Rose embraced, befriended and nurtured the new breeders. She sent foundation bitches to Swedish Vallhund kennels up and down the country. She shared her knowledge; her enthusiasm and her bloodlines with those who took a genuine interest in the breed. To anyone who would listen she would describe the "Swedish Vallhund as the ultimate dog for the kiwi lifestyle." Rose was instrumental in the first breed profile published by the N.Z.K.C, gathering articles and interviews from breeders in Sweden and the U.K. 

Sadly Rose passed away in 2010, but not before being instrumental in helping a new wave of breeders that had began in the early 2000’s.


Rather than thriving today the breed is precariously holding its own. There are approximately six registered/active kennels but over half of these breeding very infrequently. The majority of competitive Championship dog shows held in New Zealand see no Swedish Vallhunds entered or exhibited. There are pockets of showing activity in central North Island and central to lower South Island where rarely there are more than five dogs entered and typically entries only total 1-3 on the day. It is certainly not unusual to see one little Swedish Vallhund trotting cheerfully around the show ring as the only exhibit in some of the larger shows in the country. The hope has been that this number of entries will increase, however dog showing as a sport is in decline across the country and across all breeds so it may be a vain hope.

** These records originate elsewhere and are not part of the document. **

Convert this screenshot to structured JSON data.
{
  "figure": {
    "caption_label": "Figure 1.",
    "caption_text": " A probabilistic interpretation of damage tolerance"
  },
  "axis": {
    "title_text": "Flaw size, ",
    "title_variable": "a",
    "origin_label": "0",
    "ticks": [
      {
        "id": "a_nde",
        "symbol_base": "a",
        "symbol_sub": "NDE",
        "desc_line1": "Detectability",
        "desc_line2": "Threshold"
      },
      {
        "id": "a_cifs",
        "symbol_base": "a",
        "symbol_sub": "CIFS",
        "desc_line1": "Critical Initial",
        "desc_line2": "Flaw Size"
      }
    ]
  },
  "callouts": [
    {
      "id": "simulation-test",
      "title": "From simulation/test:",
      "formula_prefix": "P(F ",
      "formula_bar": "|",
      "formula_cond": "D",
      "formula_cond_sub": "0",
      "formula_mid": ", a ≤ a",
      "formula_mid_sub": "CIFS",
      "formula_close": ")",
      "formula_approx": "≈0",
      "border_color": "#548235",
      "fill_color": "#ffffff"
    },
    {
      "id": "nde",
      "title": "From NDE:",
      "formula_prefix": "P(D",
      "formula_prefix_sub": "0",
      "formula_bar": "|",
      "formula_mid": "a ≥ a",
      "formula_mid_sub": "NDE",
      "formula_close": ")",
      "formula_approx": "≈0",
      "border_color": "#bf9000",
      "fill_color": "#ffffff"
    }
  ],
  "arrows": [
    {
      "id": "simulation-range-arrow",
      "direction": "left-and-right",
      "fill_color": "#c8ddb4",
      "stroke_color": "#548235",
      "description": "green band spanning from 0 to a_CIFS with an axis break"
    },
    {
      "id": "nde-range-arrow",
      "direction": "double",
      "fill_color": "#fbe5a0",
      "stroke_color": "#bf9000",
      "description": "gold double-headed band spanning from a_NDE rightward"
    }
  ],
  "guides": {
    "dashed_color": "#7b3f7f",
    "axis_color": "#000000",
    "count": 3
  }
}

Despite the small turn out at dog shows and following on from Rose Madsen’s efforts there is continued and ongoing importation of bloodlines from Sweden/Finland and Australia. A handful of enthusiastic supporters continue to promote Swedish Vallhunds at any opportunity and litters are bred to ensure good representation of the breed. Most prioritise health and temperament and the vast majority of Swedish Vallhunds become family companion pets rather than working dogs or competition dogs. In 2009 the Swedish Vallhund Club Inc was established and recognised by the New Zealand Kennel Club Inc. Currently club president Mr Andrew Lawrie reports that past patrons have been Mrs Rose Madsen, Mr Ian Gray and currently the club patron is Mrs Anita Whitmarsh (Swe) who visited in 2015 touring New Zealand and attending club events in the North and South Islands. The club has approximately 80 members, most of whom are not registered breeders.
  

A few Swedish Vallhunds compete regularly in agility and obedience, several in rally-O.  Two Swedish Vallhunds are noted as having been trained and qualified officially as therapy dogs. Rosie from Murivall kennel (Bev Trowbridge) worked as a hearing dog for the deaf and Flicka from Barahwolfe kennel (Peta Dowle) is currently an active therapy dog with BARKNZ which run a dog bite prevention programme for children in schools.